Reflections, part two: the shepherds

One thing that strikes many Americans when they land in Ethiopia is the fact that animals are almost everywhere. Any patch of grass, even in the city, may have horses, cows, and sheep grazing freely.  And have no doubt, someone owns them and knows exactly where they are.

There was another type of shepherd I encountered while in Ethiopia.  These shepherds tended God's sheep.  Pastors who loved Jesus and wanted to see people come to know him.  As I looked into their faces, heard their stories, and watched their leadership, I saw men that had something powerful.  No they weren't perfect nor were they more spiritual because they lived in a difficult place, surrounded by hostility.  Yet in their lack of material possession, there was somewhat of a freedom and a love for Christ that is compelling.

There were the two church leaders from a church that was a three hour walk away.  They came that far to receive a Proclaimer, a unit containing the Bible, recorded in their language, that can be charged by an outlet, the built-in solar panel, or even the small hand crank.  They came this far because they want people to hear about Jesus.

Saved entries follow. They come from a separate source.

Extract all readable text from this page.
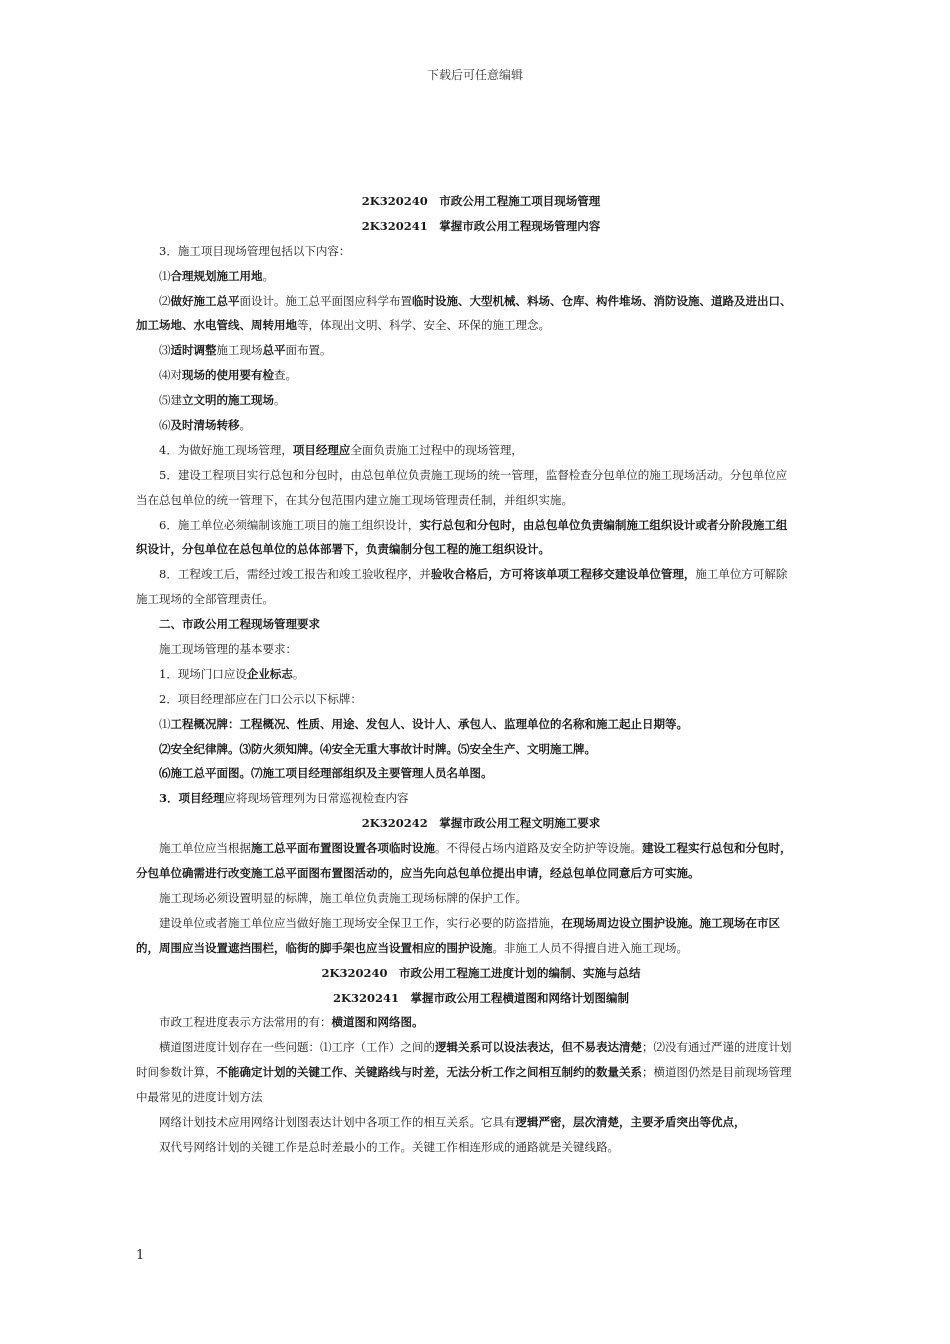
下载后可任意编辑
2K320240　市政公用工程施工项目现场管理
2K320241　掌握市政公用工程现场管理内容
3．施工项目现场管理包括以下内容：
⑴合理规划施工用地。
⑵做好施工总平面设计。施工总平面图应科学布置临时设施、大型机械、料场、仓库、构件堆场、消防设施、道路及进出口、
加工场地、水电管线、周转用地等，体现出文明、科学、安全、环保的施工理念。
⑶适时调整施工现场总平面布置。
⑷对现场的使用要有检查。
⑸建立文明的施工现场。
⑹及时清场转移。
4．为做好施工现场管理，项目经理应全面负责施工过程中的现场管理，
5．建设工程项目实行总包和分包时，由总包单位负责施工现场的统一管理，监督检查分包单位的施工现场活动。分包单位应
当在总包单位的统一管理下，在其分包范围内建立施工现场管理责任制，并组织实施。
6．施工单位必须编制该施工项目的施工组织设计，实行总包和分包时，由总包单位负责编制施工组织设计或者分阶段施工组
织设计，分包单位在总包单位的总体部署下，负责编制分包工程的施工组织设计。
8．工程竣工后，需经过竣工报告和竣工验收程序，并验收合格后，方可将该单项工程移交建设单位管理，施工单位方可解除
施工现场的全部管理责任。
二、市政公用工程现场管理要求
施工现场管理的基本要求：
1．现场门口应设企业标志。
2．项目经理部应在门口公示以下标牌：
⑴工程概况牌：工程概况、性质、用途、发包人、设计人、承包人、监理单位的名称和施工起止日期等。
⑵安全纪律牌。⑶防火须知牌。⑷安全无重大事故计时牌。⑸安全生产、文明施工牌。
⑹施工总平面图。⑺施工项目经理部组织及主要管理人员名单图。
3．项目经理应将现场管理列为日常巡视检查内容
2K320242　掌握市政公用工程文明施工要求
施工单位应当根据施工总平面布置图设置各项临时设施。不得侵占场内道路及安全防护等设施。建设工程实行总包和分包时，
分包单位确需进行改变施工总平面图布置图活动的，应当先向总包单位提出申请，经总包单位同意后方可实施。
施工现场必须设置明显的标牌，施工单位负责施工现场标牌的保护工作。
建设单位或者施工单位应当做好施工现场安全保卫工作，实行必要的防盗措施，在现场周边设立围护设施。施工现场在市区
的，周围应当设置遮挡围栏，临街的脚手架也应当设置相应的围护设施。非施工人员不得擅自进入施工现场。
2K320240　市政公用工程施工进度计划的编制、实施与总结
2K320241　掌握市政公用工程横道图和网络计划图编制
市政工程进度表示方法常用的有：横道图和网络图。
横道图进度计划存在一些问题：⑴工序（工作）之间的逻辑关系可以设法表达，但不易表达清楚；⑵没有通过严谨的进度计划
时间参数计算，不能确定计划的关键工作、关键路线与时差，无法分析工作之间相互制约的数量关系；横道图仍然是目前现场管理
中最常见的进度计划方法
网络计划技术应用网络计划图表达计划中各项工作的相互关系。它具有逻辑严密，层次清楚，主要矛盾突出等优点，
双代号网络计划的关键工作是总时差最小的工作。关键工作相连形成的通路就是关键线路。
1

Then there was the pastor in Arsi who was constantly with us, serving us even when we wanted to serve him and his church.  Worshiping and singing with gusto.  Praying fervently.  Counseling those who made a decision for Christ.

And there was the pastor from Kofele.  This young pastor with a beautiful family has a small bed in the back of his church.  I had seen pastors in Ethiopia give part of their home to be used as a church.  I asked if this was the case and was told that this was not his, but the bed for the guard they had to hire to stay in the church because they were in an area that is ninety-nine percent Muslim.  To say that those matter-of-fact words were sobering would be a gargantuan understatement.

No, these men are not perfect.  They have flaws and weaknesses.  But being in their presence caused a great sense of unworthiness to come over me.  They wanted us to teach them. I wanted them to teach me.  I pray that we accomplished both.